Das Mädchen, der Tod und das Glück.

holly_goldberg_sloan_glueck_ist_eine_gleichung_mit_7

Niemand spricht gern über den Tod, weil sich nahezu jeder Mensch davor fürchtet. Besonders natürlich in jungen Jahren, wo das Lebensende noch Lichtjahre entfernt scheint. Dabei gehört er naturgemäß genauso zum Leben wie die Geburt. Alles ist ein Anfang und ein Ende. Doch sagt dies mal einem zwölfjährigen Mädchen, das kürzlich seine Adoptiveltern verloren hat. Diese schreckliche Erfahrung muss Willow machen, die Heldin in Holly Goldberg Sloans Jugendbuch »Glück ist eine Gleichung mit 7«. Glück und Tod – wie passt denn das zusammen? Nun, Holly Goldberg Sloan beweist es auf berührende Weise.

Geradezu bezaubernd ist dieses Buch, vor allem durch die bemerkenswerte Willow. Ein sehr intelligentes und pfiffiges Mädchen, das die Zahl 7 liebt, weil ihre Eltern sie »am 7ten Tag des 7ten Monats« in einem Krankenhaus abgeholt haben. Nicht nur die Zahl 7 zählt zu ihren Lieblingen. Auch die Pflanzenwelt und vielerlei andere Dinge werden von ihrem Wissensdurst aufgesogen. Aus Willows Mund klingt das so: »Mich interessiert nämlich nahezu alles. Der Wasserbogen eines Rasensprengers kann mich anregen. Ich kann eine schockierend lange Zeit in ein Mikroskop gucken.« Schon landen wir bei Willows Garten, in dem sie mit ihrem Khaki-Shirt und einem roten Panamahut Samen aussät und ihre Pflanzen mit Hingabe pflegt. Still bei sich wie ein Tautropfen und ganz schweigsam in ihrem Glück.

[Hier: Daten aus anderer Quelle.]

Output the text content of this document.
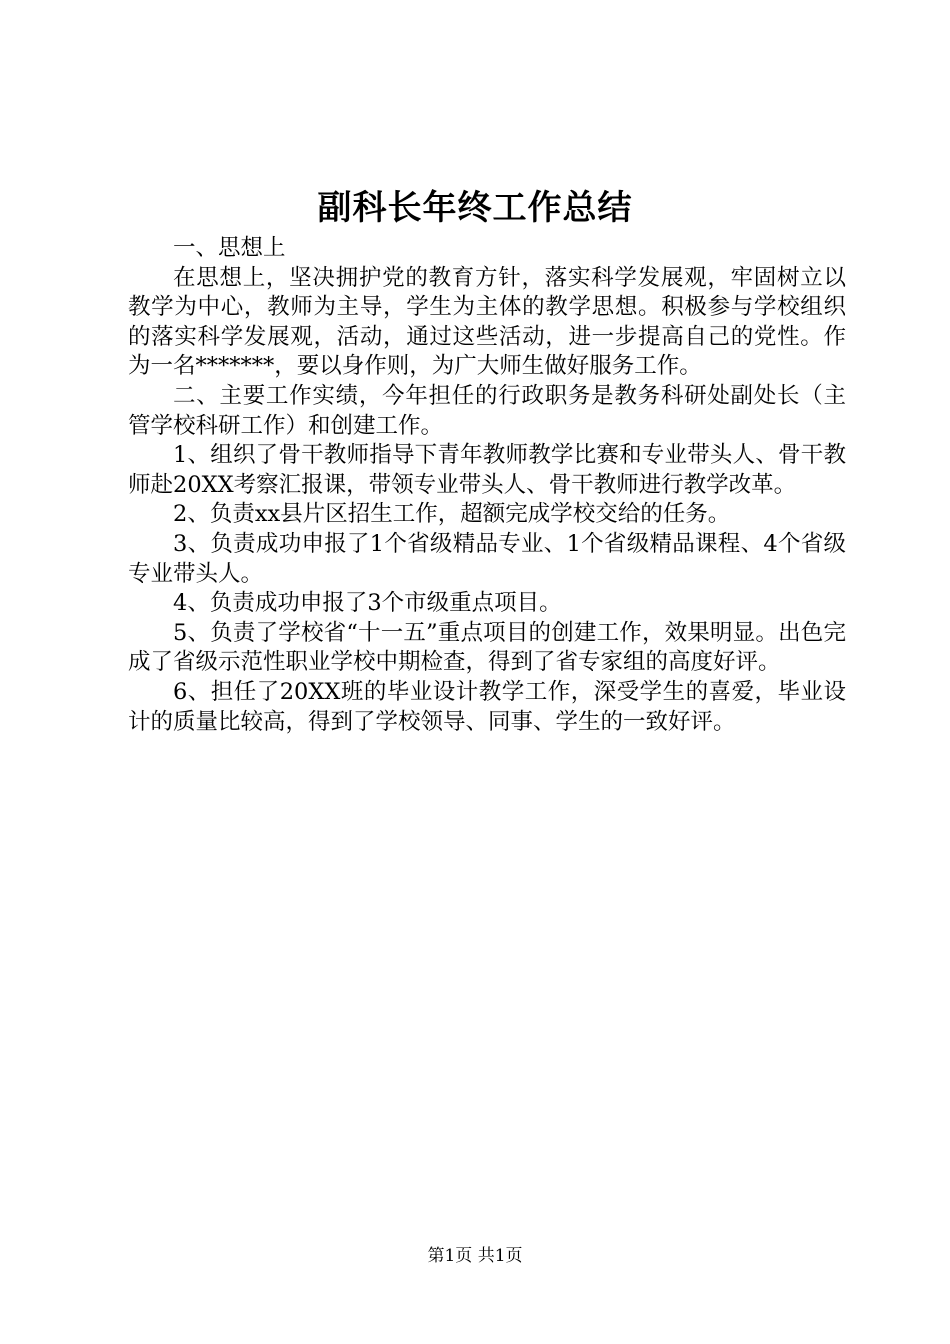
副科长年终工作总结

一、思想上

在思想上，坚决拥护党的教育方针，落实科学发展观，牢固树立以教学为中心，教师为主导，学生为主体的教学思想。积极参与学校组织的落实科学发展观，活动，通过这些活动，进一步提高自己的党性。作为一名*******，要以身作则，为广大师生做好服务工作。

二、主要工作实绩，今年担任的行政职务是教务科研处副处长（主管学校科研工作）和创建工作。

1、组织了骨干教师指导下青年教师教学比赛和专业带头人、骨干教师赴20XX考察汇报课，带领专业带头人、骨干教师进行教学改革。

2、负责xx县片区招生工作，超额完成学校交给的任务。

3、负责成功申报了1个省级精品专业、1个省级精品课程、4个省级专业带头人。

4、负责成功申报了3个市级重点项目。

5、负责了学校省“十一五”重点项目的创建工作，效果明显。出色完成了省级示范性职业学校中期检查，得到了省专家组的高度好评。

6、担任了20XX班的毕业设计教学工作，深受学生的喜爱，毕业设计的质量比较高，得到了学校领导、同事、学生的一致好评。

第1页 共1页
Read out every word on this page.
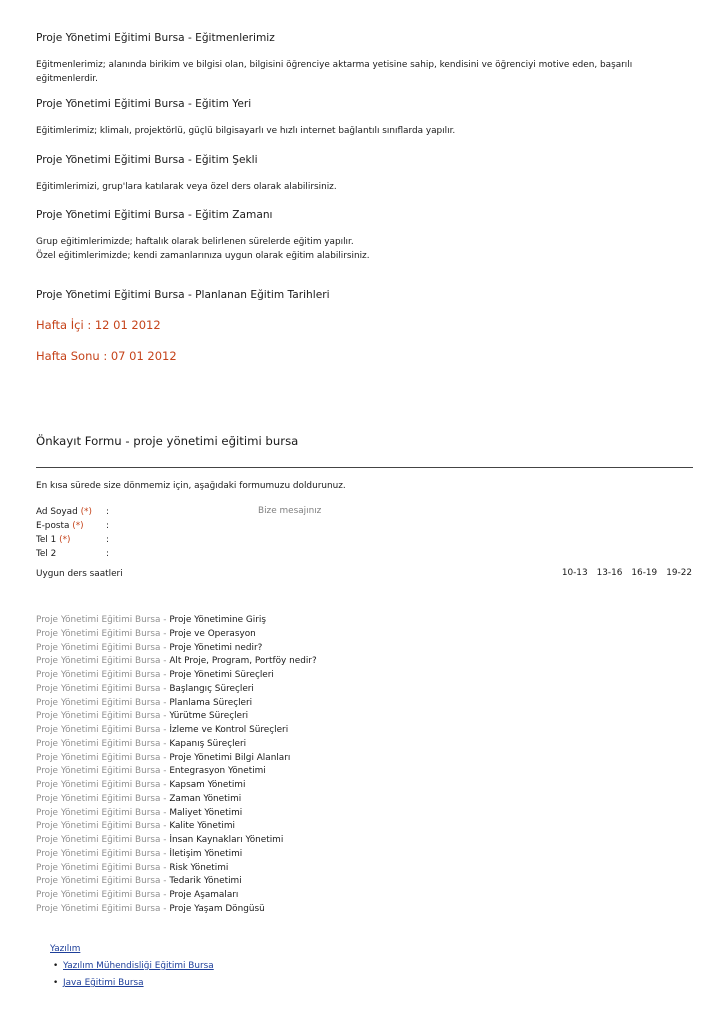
Proje Yönetimi Eğitimi Bursa - Eğitmenlerimiz
Eğitmenlerimiz; alanında birikim ve bilgisi olan, bilgisini öğrenciye aktarma yetisine sahip, kendisini ve öğrenciyi motive eden, başarılı eğitmenlerdir.
Proje Yönetimi Eğitimi Bursa - Eğitim Yeri
Eğitimlerimiz; klimalı, projektörlü, güçlü bilgisayarlı ve hızlı internet bağlantılı sınıflarda yapılır.
Proje Yönetimi Eğitimi Bursa - Eğitim Şekli
Eğitimlerimizi, grup'lara katılarak veya özel ders olarak alabilirsiniz.
Proje Yönetimi Eğitimi Bursa - Eğitim Zamanı
Grup eğitimlerimizde; haftalık olarak belirlenen sürelerde eğitim yapılır.
Özel eğitimlerimizde; kendi zamanlarınıza uygun olarak eğitim alabilirsiniz.
Proje Yönetimi Eğitimi Bursa - Planlanan Eğitim Tarihleri
Hafta İçi : 12 01 2012
Hafta Sonu : 07 01 2012
Önkayıt Formu - proje yönetimi eğitimi bursa
En kısa sürede size dönmemiz için, aşağıdaki formumuzu doldurunuz.
Ad Soyad (*) :	Bize mesajınız
E-posta (*)	:
Tel 1 (*)	:
Tel 2	:
Uygun ders saatleri	10-13 13-16 16-19 19-22
Proje Yönetimi Eğitimi Bursa - Proje Yönetimine Giriş
Proje Yönetimi Eğitimi Bursa - Proje ve Operasyon
Proje Yönetimi Eğitimi Bursa - Proje Yönetimi nedir?
Proje Yönetimi Eğitimi Bursa - Alt Proje, Program, Portföy nedir?
Proje Yönetimi Eğitimi Bursa - Proje Yönetimi Süreçleri
Proje Yönetimi Eğitimi Bursa - Başlangıç Süreçleri
Proje Yönetimi Eğitimi Bursa - Planlama Süreçleri
Proje Yönetimi Eğitimi Bursa - Yürütme Süreçleri
Proje Yönetimi Eğitimi Bursa - İzleme ve Kontrol Süreçleri
Proje Yönetimi Eğitimi Bursa - Kapanış Süreçleri
Proje Yönetimi Eğitimi Bursa - Proje Yönetimi Bilgi Alanları
Proje Yönetimi Eğitimi Bursa - Entegrasyon Yönetimi
Proje Yönetimi Eğitimi Bursa - Kapsam Yönetimi
Proje Yönetimi Eğitimi Bursa - Zaman Yönetimi
Proje Yönetimi Eğitimi Bursa - Maliyet Yönetimi
Proje Yönetimi Eğitimi Bursa - Kalite Yönetimi
Proje Yönetimi Eğitimi Bursa - İnsan Kaynakları Yönetimi
Proje Yönetimi Eğitimi Bursa - İletişim Yönetimi
Proje Yönetimi Eğitimi Bursa - Risk Yönetimi
Proje Yönetimi Eğitimi Bursa - Tedarik Yönetimi
Proje Yönetimi Eğitimi Bursa - Proje Aşamaları
Proje Yönetimi Eğitimi Bursa - Proje Yaşam Döngüsü
Yazılım
• Yazılım Mühendisliği Eğitimi Bursa
• Java Eğitimi Bursa
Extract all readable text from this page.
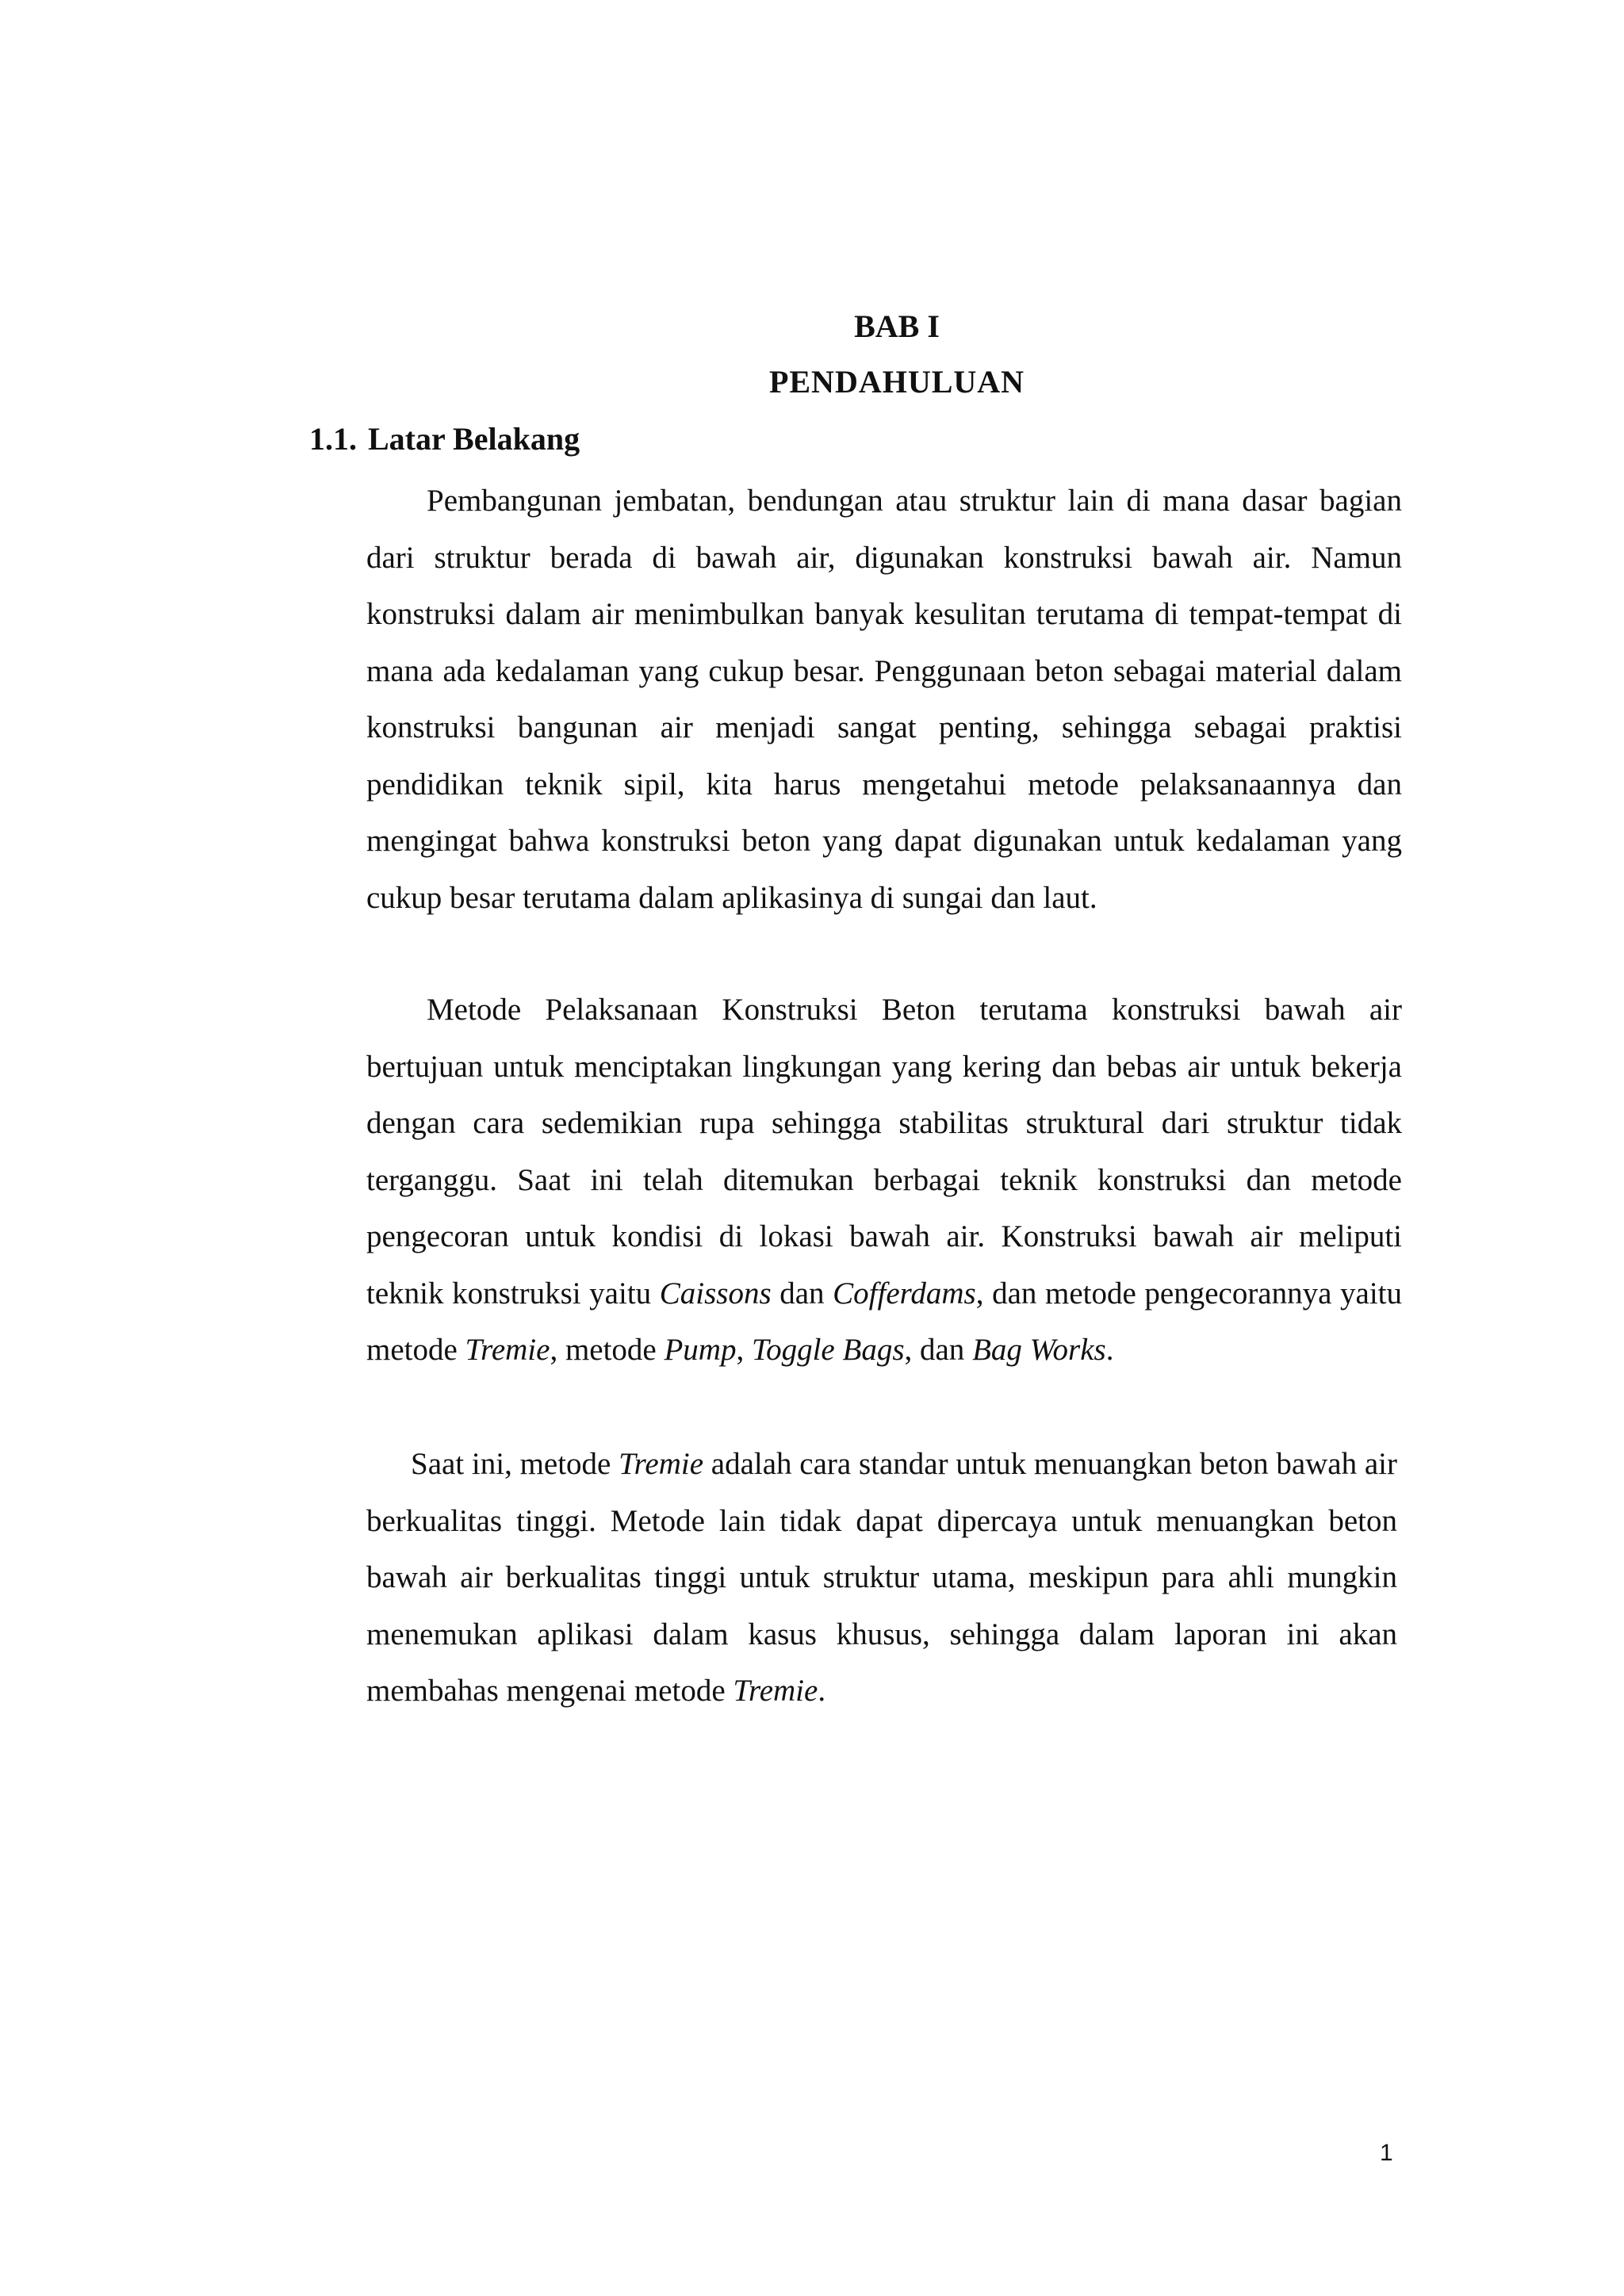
BAB I
PENDAHULUAN
1.1. Latar Belakang

Pembangunan jembatan, bendungan atau struktur lain di mana dasar bagian dari struktur berada di bawah air, digunakan konstruksi bawah air. Namun konstruksi dalam air menimbulkan banyak kesulitan terutama di tempat-tempat di mana ada kedalaman yang cukup besar. Penggunaan beton sebagai material dalam konstruksi bangunan air menjadi sangat penting, sehingga sebagai praktisi pendidikan teknik sipil, kita harus mengetahui metode pelaksanaannya dan mengingat bahwa konstruksi beton yang dapat digunakan untuk kedalaman yang cukup besar terutama dalam aplikasinya di sungai dan laut.

Metode Pelaksanaan Konstruksi Beton terutama konstruksi bawah air bertujuan untuk menciptakan lingkungan yang kering dan bebas air untuk bekerja dengan cara sedemikian rupa sehingga stabilitas struktural dari struktur tidak terganggu. Saat ini telah ditemukan berbagai teknik konstruksi dan metode pengecoran untuk kondisi di lokasi bawah air. Konstruksi bawah air meliputi teknik konstruksi yaitu Caissons dan Cofferdams, dan metode pengecorannya yaitu metode Tremie, metode Pump, Toggle Bags, dan Bag Works.

Saat ini, metode Tremie adalah cara standar untuk menuangkan beton bawah air berkualitas tinggi. Metode lain tidak dapat dipercaya untuk menuangkan beton bawah air berkualitas tinggi untuk struktur utama, meskipun para ahli mungkin menemukan aplikasi dalam kasus khusus, sehingga dalam laporan ini akan membahas mengenai metode Tremie.

1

Sie lebe zu sehr im Kopf, heißt es, deshalb hat Willow kaum Freunde. Doch das ändert sich, nachdem man sie zur Sozialberaterung schickt. Den ersten Test an der neuen Schule hat sie bereits nach nur 17 Minuten und 47 Sekunden fertig und dabei sogar die volle Punktzahl erreicht. Für die Lehrerin steht sofort fest – Willow hat geschummelt. Hat sie natürlich nicht. Und sagt es der Direktorin, zu der sie bestellt worden ist. An deren Ellenbogen diagnostiziert Willow gleich einen Psoriasis-Befall Stufe fünf, behält das aber für sich. Krankheiten der Menschen zu erkennen ist übrigens noch ein Interessengebiet des wundersamen Mädchens.

Die Direktorin teilt ihr dann mit, dass ihr zukünftig ein Sozialberater zur Seite gestellt wird, Dell Duke heißt er. Der wollte eigentlich Arzt werden, weil er die Fernsehserien mochte, in denen Ärzte immer die Helden waren. Obendrein schmückt so ein „Dr.“ doch jeden Namen. Doch Dell Duke hatte eine Schwäche: Er konnte sich keine Fakten merken und hatte große Probleme mit dem Fach Biologie auf dem College. Also wechselte er zur Psychologie und wurde schließlich Sozialarbeiter. Nun sitzt ihm die fuchsschlaue Willow gegenüber und bringt seine gelernte Kategorisierung komplett durcheinander. Bisher unterteilte er die Schüler in Außenseiter, Chaoten, Einsame Wölfe und Irre. Aber so jemanden wie Willow kam ihm bis dato nicht unter. Fix fügt er eine weitere Kategorie hinzu: Genie.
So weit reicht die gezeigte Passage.